By successfully launching a new product in four hours, the student/corporate team Victory By Design won the inaugural MIT Sloan Challenge last Friday.

In the unconventional business skills competition and fund-raiser, 20 teams vied against each other to provide innovative solutions to unexpected business crises, such as a newly detected "bug" in the portable noise reduction machine about to be launched.

The Victory By Design team included an MIT alumnus, Allen Frechter (SB '83, SM); a corporate sponsor representative, Kevin Johnson of The Design Continuum; a Harvard Business School student, Bhavin Shah; and Uen-Li Chia, a Sloan MBA student.

All profits from corporate sponsorships will benefit Jobs For Youth-Boston, Inc., Boston's largest nonprofit workforce development training center for underskilled, underemployed youth and adults.

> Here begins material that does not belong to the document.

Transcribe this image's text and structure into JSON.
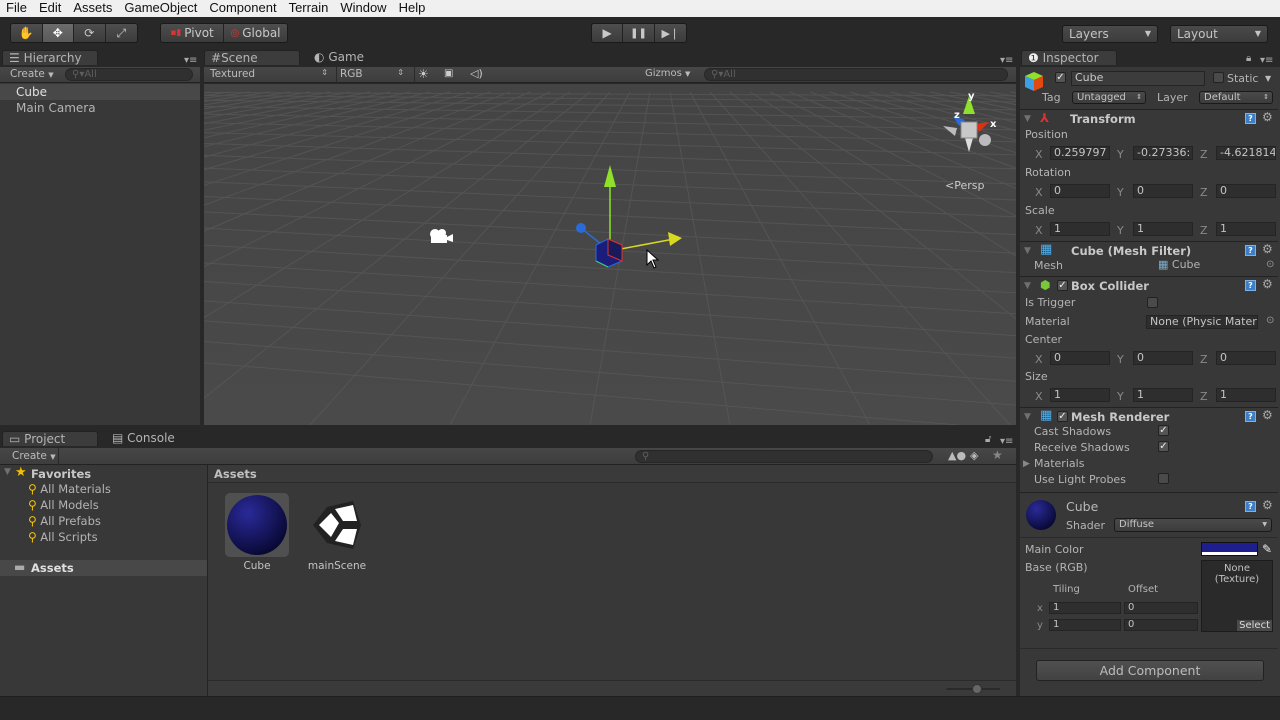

"We've initiated this event to continue building bridges between MIT, Sloan and the community at large," said Paul Cheng, a Sloan MBA student and the competition's lead student organizer. "Being at MIT, everyone knows we understand technology and its applications. The purpose of this event is to demonstrate teamwork and relationship-building."

Each team represented a fictitious company being chauffeured around Boston and Cambridge in an attempt to launch a new product. Teams were armed with Nokia 9000i Communicators (digital palmtop computers that allowed teams to get e-mail, check voicemail, fax memos and search the Internet), Bell Atlantic PCS phones and Polaroid digital cameras while driving around town and meeting with business partners, customers and suppliers.

"Students take the project from conception through execution," said Assistant Professor Nader Tavassoli, director of Sloan's new product and venture development track. "It uses the skills we try to instill in the students: leadership, teamwork, pragmatic business sensibilities. The MIT Sloan Challenge benefits Jobs For Youth -- tomorrow's workers. With the integrated teams of corporate members, students and faculty from across the Institute, it breaks down the barriers of a traditional business school."

At an awards ceremony held at Walker Memorial, the four members of the winning team received Nokia 9000i Communicators. The second- and third-place winners, Diverse Advantage and Price Waterhouse EMC, won Polaroid Digital Cameras and Illuminite Reflective Fleece Jackets.

A version of this article appeared in MIT Tech Talk on May 13, 1998.